L’Iran avertit que les pays utilisant ses avoirs gelés pourraient être interdits de transit par le détroit d’Hormuz
Points clés
- •L’Iran a déclaré que les pays bénéficiant de ses avoirs gelés feraient l’objet d’une interdiction de transit dans le détroit d’Hormuz.
- •Cet avertissement intervient dans le cadre d’une crise en cours impliquant l’Iran, les États-Unis et Israël.
- •Le détroit d’Hormuz est une voie vitale pour les expéditions mondiales de pétrole et de carburant, de sorte que des restrictions pourraient affecter les marchés de l’énergie.
- •L’Iran a déjà lié les restrictions maritimes aux différends concernant ses avoirs gelés lors de discussions avec les États-Unis.

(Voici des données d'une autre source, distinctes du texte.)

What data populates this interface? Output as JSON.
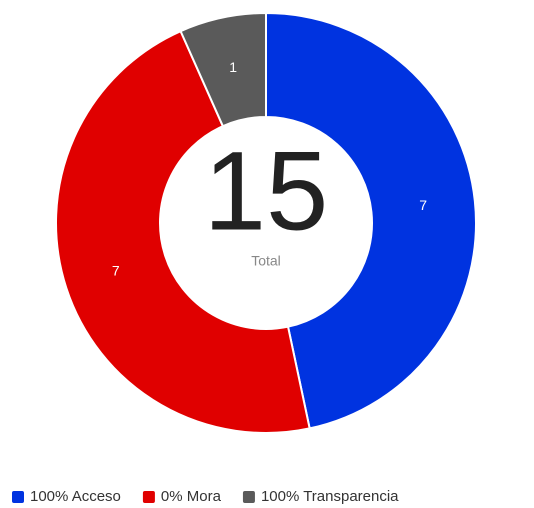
{
  "chart_data": {
    "type": "donut",
    "categories": [
      "100% Acceso",
      "0% Mora",
      "100% Transparencia"
    ],
    "values": [
      7,
      7,
      1
    ],
    "colors": [
      "#0033e0",
      "#e00000",
      "#5a5a5a"
    ],
    "total": 15,
    "total_label": "Total",
    "legend": "bottom"
  }
}
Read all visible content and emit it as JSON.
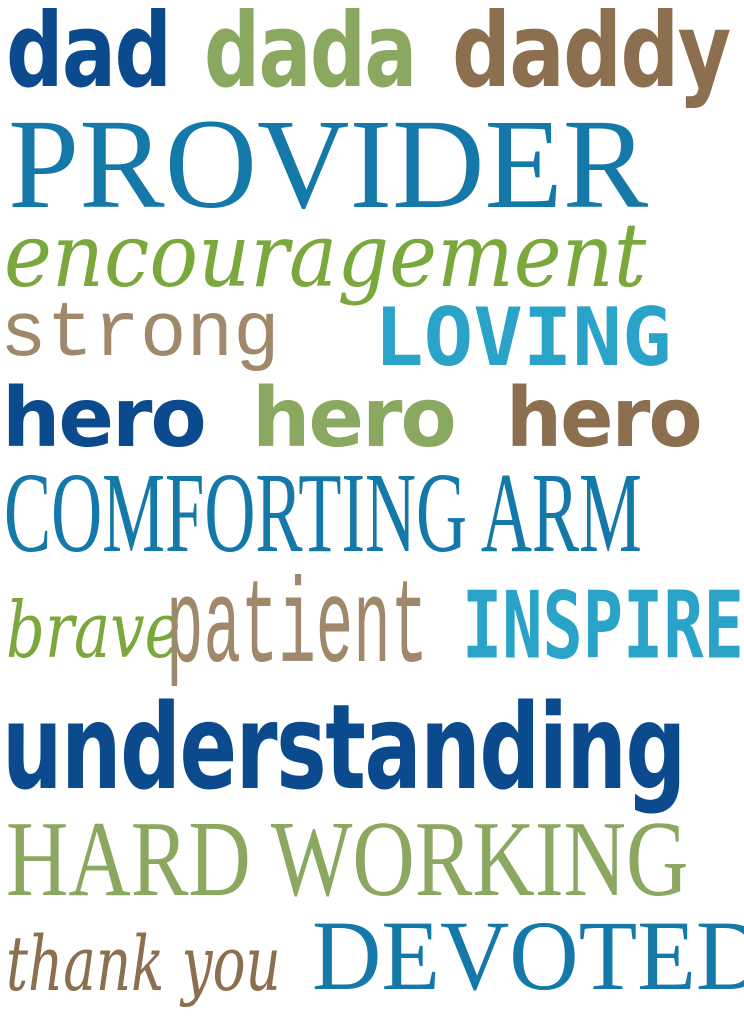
{
  "colors": {
    "navy": "#0c4a8e",
    "sage": "#8aa860",
    "brown": "#8b6f4e",
    "teal": "#1478a8",
    "green": "#7aa83c",
    "tan": "#a0896a",
    "aqua": "#2aa3c8"
  },
  "poster": {
    "row1": [
      "dad",
      "dada",
      "daddy"
    ],
    "row2": "PROVIDER",
    "row3": "encouragement",
    "row4": [
      "strong",
      "LOVING"
    ],
    "row5": [
      "hero",
      "hero",
      "hero"
    ],
    "row6": "COMFORTING ARM",
    "row7": [
      "brave",
      "patient",
      "INSPIRE"
    ],
    "row8": "understanding",
    "row9": "HARD WORKING",
    "row10": [
      "thank you",
      "DEVOTED"
    ]
  }
}
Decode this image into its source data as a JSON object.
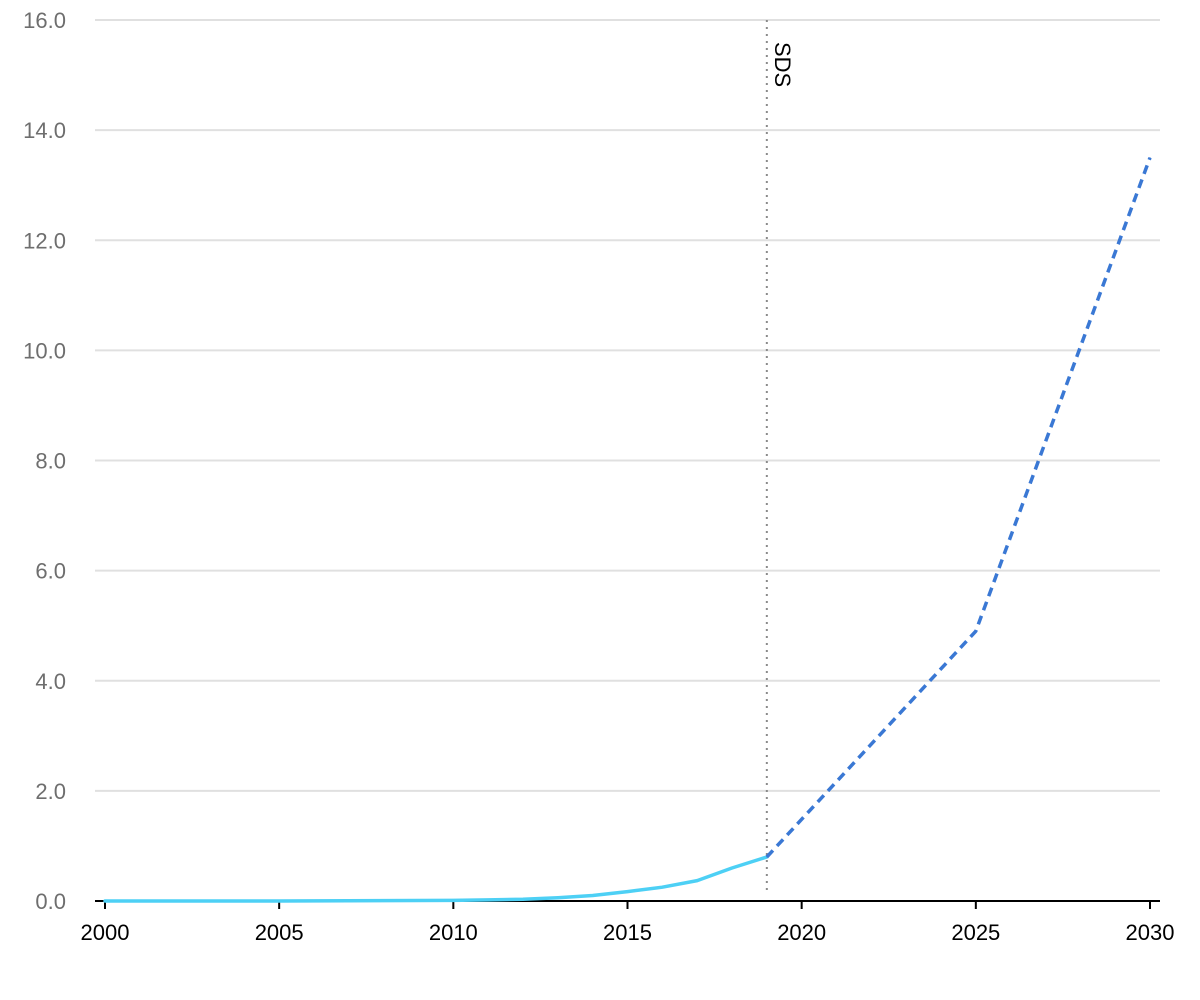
{
  "chart_data": {
    "type": "line",
    "xlim": [
      2000,
      2030
    ],
    "ylim": [
      0,
      16
    ],
    "yticks": [
      "0.0",
      "2.0",
      "4.0",
      "6.0",
      "8.0",
      "10.0",
      "12.0",
      "14.0",
      "16.0"
    ],
    "xticks": [
      "2000",
      "2005",
      "2010",
      "2015",
      "2020",
      "2025",
      "2030"
    ],
    "grid": true,
    "series": [
      {
        "style": "solid",
        "color": "#4dd0f5",
        "x": [
          2000,
          2005,
          2010,
          2011,
          2012,
          2013,
          2014,
          2015,
          2016,
          2017,
          2018,
          2019
        ],
        "y": [
          0.0,
          0.0,
          0.01,
          0.02,
          0.03,
          0.06,
          0.1,
          0.17,
          0.25,
          0.37,
          0.6,
          0.8
        ]
      },
      {
        "style": "dashed",
        "color": "#3a78d4",
        "x": [
          2019,
          2025,
          2030
        ],
        "y": [
          0.8,
          4.9,
          13.5
        ]
      }
    ],
    "annotations": [
      {
        "x": 2019,
        "text": "SDS",
        "style": "dotted-vertical-line"
      }
    ]
  }
}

L’Iran a annoncé que les pays utilisant ses avoirs gelés feront l’objet d’une interdiction de transit par le détroit d’Hormuz, selon un rapport d’IRNA. Cet avertissement s’inscrit dans la crise en cours dans le détroit d’Hormuz, impliquant l’Iran, les États-Unis et Israël, et marquée par des affrontements militaires ainsi que par des restrictions d’accès au transport maritime.
L’Iran a déjà lié des restrictions maritimes au traitement de ses avoirs gelés dans ses négociations avec les États-Unis. Le détroit d’Hormuz est l’une des voies d’acheminement d’énergie les plus importantes au monde, de sorte que toute restriction dans cette zone aurait des répercussions au-delà du différend immédiat, compte tenu de la dépendance du commerce mondial du pétrole et des carburants au passage par ce détroit. Une telle interdiction constituerait également une escalade importante de l’usage par l’Iran de l’accès maritime comme levier dans ses différends géopolitiques.
Points clés
La déclaration de l’Iran semble cohérente avec une pression accrue sur les pays impliqués dans le différend sur les avoirs gelés, avec des implications possibles pour le transport maritime international.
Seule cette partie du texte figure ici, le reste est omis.